Portugal já está em contacto com as autoridades francesas para receber “rapidamente” 25 migrantes que estavam a bordo do navio Ocean Viking, resgatados no Mediterrâneo, anunciou esta sexta-feira o Governo, defendendo um “compromisso muito sério” sobre a questão migratória.

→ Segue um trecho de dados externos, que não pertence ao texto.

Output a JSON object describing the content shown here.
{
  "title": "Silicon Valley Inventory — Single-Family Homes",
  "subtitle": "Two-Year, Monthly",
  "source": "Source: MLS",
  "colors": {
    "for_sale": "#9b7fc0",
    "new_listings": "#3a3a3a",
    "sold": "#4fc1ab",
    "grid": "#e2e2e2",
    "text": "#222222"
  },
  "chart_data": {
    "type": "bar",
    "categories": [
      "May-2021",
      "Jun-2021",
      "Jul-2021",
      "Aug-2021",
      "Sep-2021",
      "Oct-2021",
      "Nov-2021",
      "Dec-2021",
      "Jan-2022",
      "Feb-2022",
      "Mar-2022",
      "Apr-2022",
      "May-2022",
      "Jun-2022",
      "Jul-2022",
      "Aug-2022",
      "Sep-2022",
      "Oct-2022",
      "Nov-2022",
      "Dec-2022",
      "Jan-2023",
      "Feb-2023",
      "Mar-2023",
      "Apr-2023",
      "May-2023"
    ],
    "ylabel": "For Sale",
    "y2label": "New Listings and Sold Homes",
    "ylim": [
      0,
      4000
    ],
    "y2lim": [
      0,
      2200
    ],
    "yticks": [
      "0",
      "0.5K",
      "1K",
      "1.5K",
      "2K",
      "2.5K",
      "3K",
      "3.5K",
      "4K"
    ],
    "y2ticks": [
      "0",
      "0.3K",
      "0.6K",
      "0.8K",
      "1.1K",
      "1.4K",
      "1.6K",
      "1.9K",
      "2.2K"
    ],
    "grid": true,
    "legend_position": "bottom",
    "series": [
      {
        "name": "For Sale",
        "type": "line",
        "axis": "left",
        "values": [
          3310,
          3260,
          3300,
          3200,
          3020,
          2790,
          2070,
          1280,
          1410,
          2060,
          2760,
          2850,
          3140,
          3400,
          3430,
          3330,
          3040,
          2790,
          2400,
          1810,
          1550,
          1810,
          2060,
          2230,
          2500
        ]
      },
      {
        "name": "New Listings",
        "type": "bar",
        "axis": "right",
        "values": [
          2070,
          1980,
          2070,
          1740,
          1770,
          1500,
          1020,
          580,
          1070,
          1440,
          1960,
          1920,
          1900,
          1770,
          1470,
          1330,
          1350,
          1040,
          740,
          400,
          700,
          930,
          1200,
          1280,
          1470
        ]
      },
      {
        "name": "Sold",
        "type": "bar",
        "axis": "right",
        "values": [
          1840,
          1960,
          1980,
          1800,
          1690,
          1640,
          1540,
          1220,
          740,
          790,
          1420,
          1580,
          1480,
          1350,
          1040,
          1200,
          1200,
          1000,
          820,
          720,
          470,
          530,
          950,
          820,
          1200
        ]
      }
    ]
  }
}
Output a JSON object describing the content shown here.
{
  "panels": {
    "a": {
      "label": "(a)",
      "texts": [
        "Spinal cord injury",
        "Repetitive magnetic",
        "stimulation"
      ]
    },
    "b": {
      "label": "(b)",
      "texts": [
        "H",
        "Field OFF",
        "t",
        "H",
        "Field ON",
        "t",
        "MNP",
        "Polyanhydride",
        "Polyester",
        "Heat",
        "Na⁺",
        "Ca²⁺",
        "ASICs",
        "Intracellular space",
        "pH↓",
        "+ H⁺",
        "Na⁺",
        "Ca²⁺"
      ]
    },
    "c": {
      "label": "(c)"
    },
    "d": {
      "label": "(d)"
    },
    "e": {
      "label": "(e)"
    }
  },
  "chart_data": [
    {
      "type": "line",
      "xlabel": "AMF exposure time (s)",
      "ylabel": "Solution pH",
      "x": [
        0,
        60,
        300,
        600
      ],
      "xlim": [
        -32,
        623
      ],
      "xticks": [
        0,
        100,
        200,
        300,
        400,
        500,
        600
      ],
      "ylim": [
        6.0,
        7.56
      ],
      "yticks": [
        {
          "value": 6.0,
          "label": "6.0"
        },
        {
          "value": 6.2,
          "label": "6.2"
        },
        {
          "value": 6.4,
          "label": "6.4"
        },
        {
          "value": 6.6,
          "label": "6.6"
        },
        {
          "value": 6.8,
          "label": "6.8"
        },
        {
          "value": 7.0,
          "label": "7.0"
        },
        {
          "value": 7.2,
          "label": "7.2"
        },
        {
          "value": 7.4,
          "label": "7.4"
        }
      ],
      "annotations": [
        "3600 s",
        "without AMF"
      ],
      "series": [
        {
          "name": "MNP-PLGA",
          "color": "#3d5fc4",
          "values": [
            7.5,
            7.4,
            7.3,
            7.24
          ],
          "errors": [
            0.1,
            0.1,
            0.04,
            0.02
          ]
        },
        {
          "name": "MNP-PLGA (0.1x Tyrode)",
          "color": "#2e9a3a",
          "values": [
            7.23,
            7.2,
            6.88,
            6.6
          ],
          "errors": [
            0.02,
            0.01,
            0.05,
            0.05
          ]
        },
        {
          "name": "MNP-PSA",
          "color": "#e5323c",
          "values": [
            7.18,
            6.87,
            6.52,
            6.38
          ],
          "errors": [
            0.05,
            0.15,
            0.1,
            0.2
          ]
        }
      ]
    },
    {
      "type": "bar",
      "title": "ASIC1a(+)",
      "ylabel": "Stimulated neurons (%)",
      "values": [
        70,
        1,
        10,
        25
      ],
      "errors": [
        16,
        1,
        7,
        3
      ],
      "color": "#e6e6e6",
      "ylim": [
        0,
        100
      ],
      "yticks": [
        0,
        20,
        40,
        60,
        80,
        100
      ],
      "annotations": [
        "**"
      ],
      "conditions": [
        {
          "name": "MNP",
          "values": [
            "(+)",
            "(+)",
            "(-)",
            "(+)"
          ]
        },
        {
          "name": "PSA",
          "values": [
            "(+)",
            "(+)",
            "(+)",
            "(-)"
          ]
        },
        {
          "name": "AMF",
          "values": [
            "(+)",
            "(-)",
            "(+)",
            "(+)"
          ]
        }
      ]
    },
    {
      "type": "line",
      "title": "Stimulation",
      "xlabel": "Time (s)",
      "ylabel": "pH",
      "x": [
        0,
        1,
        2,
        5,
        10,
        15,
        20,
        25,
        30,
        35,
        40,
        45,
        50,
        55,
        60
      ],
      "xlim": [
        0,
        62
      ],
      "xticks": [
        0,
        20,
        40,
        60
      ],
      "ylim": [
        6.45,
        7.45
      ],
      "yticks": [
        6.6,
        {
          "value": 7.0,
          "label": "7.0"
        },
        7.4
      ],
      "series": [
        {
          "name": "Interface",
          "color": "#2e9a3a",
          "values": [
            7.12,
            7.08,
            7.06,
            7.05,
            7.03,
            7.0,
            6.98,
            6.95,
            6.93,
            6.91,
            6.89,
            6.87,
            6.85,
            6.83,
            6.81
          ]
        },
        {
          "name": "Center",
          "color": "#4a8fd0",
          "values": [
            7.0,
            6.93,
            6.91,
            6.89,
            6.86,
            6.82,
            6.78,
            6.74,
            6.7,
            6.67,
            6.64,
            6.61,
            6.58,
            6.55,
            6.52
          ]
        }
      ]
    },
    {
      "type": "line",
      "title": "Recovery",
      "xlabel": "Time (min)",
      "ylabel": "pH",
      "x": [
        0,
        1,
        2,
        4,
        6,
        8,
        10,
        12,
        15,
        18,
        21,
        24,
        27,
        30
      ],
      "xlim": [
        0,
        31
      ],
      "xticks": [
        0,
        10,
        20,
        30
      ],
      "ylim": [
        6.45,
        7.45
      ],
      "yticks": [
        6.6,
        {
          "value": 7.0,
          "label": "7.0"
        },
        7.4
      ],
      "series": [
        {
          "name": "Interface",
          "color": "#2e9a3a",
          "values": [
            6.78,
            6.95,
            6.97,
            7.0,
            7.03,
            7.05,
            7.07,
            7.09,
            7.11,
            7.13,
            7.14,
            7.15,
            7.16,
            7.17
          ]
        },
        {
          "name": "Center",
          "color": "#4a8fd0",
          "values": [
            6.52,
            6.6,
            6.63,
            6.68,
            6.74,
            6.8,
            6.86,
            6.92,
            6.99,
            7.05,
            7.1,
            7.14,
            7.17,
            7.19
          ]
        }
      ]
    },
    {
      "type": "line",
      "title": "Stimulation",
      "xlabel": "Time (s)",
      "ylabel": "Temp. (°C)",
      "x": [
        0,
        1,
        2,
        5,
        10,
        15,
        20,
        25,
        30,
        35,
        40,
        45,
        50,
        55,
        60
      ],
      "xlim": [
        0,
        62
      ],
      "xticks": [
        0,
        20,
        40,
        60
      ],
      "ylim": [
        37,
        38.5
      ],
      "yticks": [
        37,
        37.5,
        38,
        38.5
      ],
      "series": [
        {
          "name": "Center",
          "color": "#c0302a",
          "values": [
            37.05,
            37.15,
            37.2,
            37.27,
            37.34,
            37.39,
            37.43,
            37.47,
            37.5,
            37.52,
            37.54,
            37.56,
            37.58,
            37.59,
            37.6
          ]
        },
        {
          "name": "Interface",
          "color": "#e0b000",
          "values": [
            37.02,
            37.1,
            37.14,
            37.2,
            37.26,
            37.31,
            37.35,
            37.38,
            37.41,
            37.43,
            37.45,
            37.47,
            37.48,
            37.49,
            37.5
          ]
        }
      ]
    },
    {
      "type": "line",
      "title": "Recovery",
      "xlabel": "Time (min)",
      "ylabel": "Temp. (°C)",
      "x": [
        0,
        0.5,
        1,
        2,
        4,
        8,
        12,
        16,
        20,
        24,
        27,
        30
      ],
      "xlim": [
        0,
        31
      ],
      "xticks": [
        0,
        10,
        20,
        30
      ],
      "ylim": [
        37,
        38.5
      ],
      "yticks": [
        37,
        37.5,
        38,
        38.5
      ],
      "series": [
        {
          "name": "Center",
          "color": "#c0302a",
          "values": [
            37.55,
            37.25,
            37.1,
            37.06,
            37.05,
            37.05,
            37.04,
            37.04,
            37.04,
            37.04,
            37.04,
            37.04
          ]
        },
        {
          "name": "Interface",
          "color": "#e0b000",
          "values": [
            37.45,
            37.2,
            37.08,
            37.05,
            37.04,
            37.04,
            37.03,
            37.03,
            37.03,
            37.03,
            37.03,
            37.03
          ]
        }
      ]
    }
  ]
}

“Nós estamos a trabalhar com as autoridades francesas no sentido de garantir que tudo se processe com a máxima rapidez. Há, obviamente, processos que têm que ser acautelados, há todo um trabalho de preparação e de acolhimento que está a ser feito pelas entidades com responsabilidade nessa matéria e, portanto, estou em crer que rapidamente conseguiremos receber e acolher estas 25 pessoas”, disse a secretária de Estado da Proteção Civil, Patrícia Gaspar.

Falando aos jornalistas portugueses em Bruxelas no final de uma reunião extraordinária dos ministros dos Assuntos Internos da União Europeia (UE) e do espaço Schengen, a responsável salientou a “postura perfeitamente solidária [de Portugal] com os países mais afetados por esta questão”.

Assumimos o compromisso político de acolher 25 dos migrantes que estavam a bordo do navio Ocean Viking, em apoio às autoridades francesas e em estreita coordenação com estas autoridades”, elencou Patrícia Gaspar.

PUB • CONTINUE A LER A SEGUIR

Nesta reunião extraordinária ficou assente, de acordo com a governante, “um compromisso muito sério no sentido de se trabalhar em conjunto para reagir e para se poder enfrentar este desafio das rotas migratórias”.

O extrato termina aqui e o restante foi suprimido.